The event had been intended as a promotional preamble but soon became a PR nightmare when China made it clear that if the organizers persisted in including dissident writers, it would pull out of the symposium altogether.
The fair's organizers bowed to Chinese pressure and Bei Ling, Dai Qing and several other dissident authors found that their invitations had been revoked.
Meanwhile, in Vietnam, bloggers and journalists critical of China are being detained, thanks to China's growing economic clout and position as lender of last resort to Vietnam.

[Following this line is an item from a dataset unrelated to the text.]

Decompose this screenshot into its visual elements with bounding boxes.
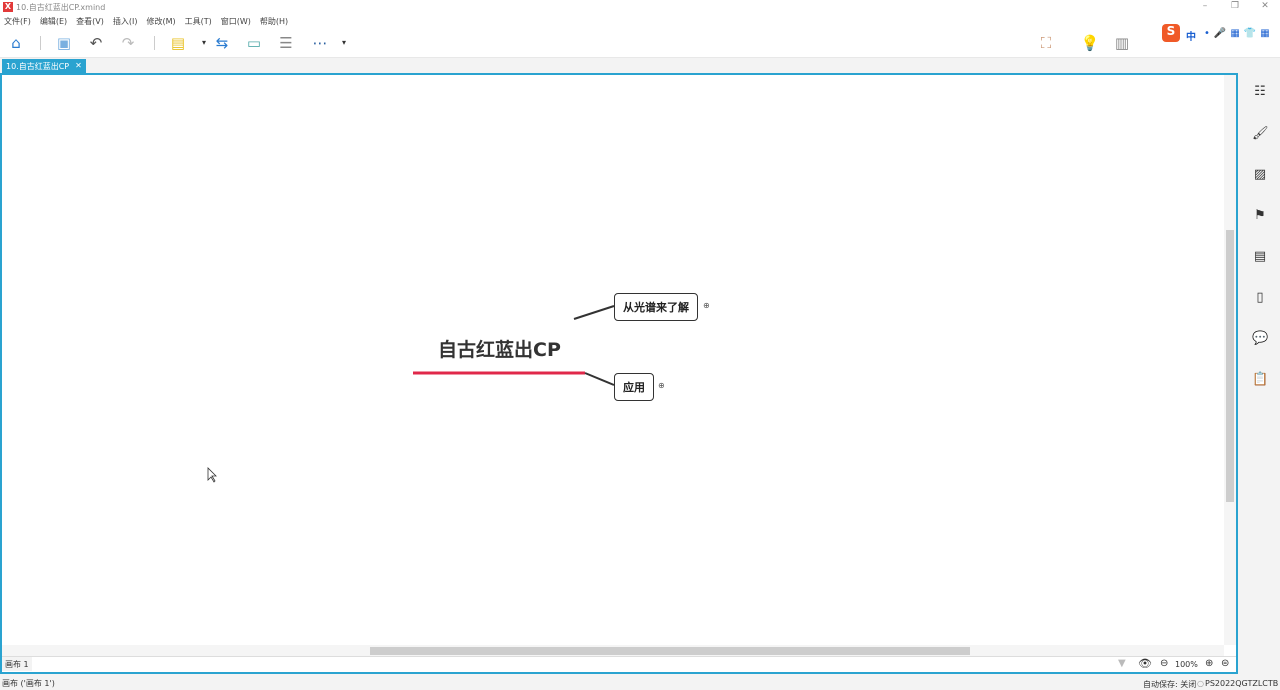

Finally, don't miss this interesting article from the Jamestown Foundation China Brief on The Geopolitics of Cross-Strait disaster Relief with some fascinating glimpses of lost history:
....The provision of sanctioned disaster relief between Mainland China and Taiwan has been a regular occurrence since the mid-1980s, while the KMT’s efforts to influence mainlanders through propaganda-laden relief efforts extend further back in time. In May 1950, the semi-official Free China Relief Association, which was established that year by the KMT to provide aid to refugees from China, conducted air drops of 70,000 tons of Taiwanese rice along with propaganda texts over much of eastern China, labeling their bags, “mainland disaster famine [relief], from Taiwan compatriots.” In February 1961, Taiwan’s Defense Ministry floated balloons carrying food and clothes in a humanitarian gesture from Quemoy Island to the mainland in response to reports of famine following the disastrous Great Leap Forward campaign. In 1976 following the earthquake that leveled Tangshan, the Free China Relief Association floated 170,000 balloons with relief supplies across the Strait when Taiwan’s offers of aid were officially rejected by Beijing.There's also discussion of CCP vs. KMT disaster relief in other countries, rather like the old SPY VS SPY in Mad Magazine.....
- Future herpes pin-up girl from Taiwan plans to kiss 100 men in Paris, write book. Would it work for me?
- Bruce Jacobs with a moving discussion of the investigations into White Terror killings, and his own involvement.
- Jacobs again on Morakot and the its implications for Ma's presidency.
- Portnoy collects responses to Chen verdict on local blogs.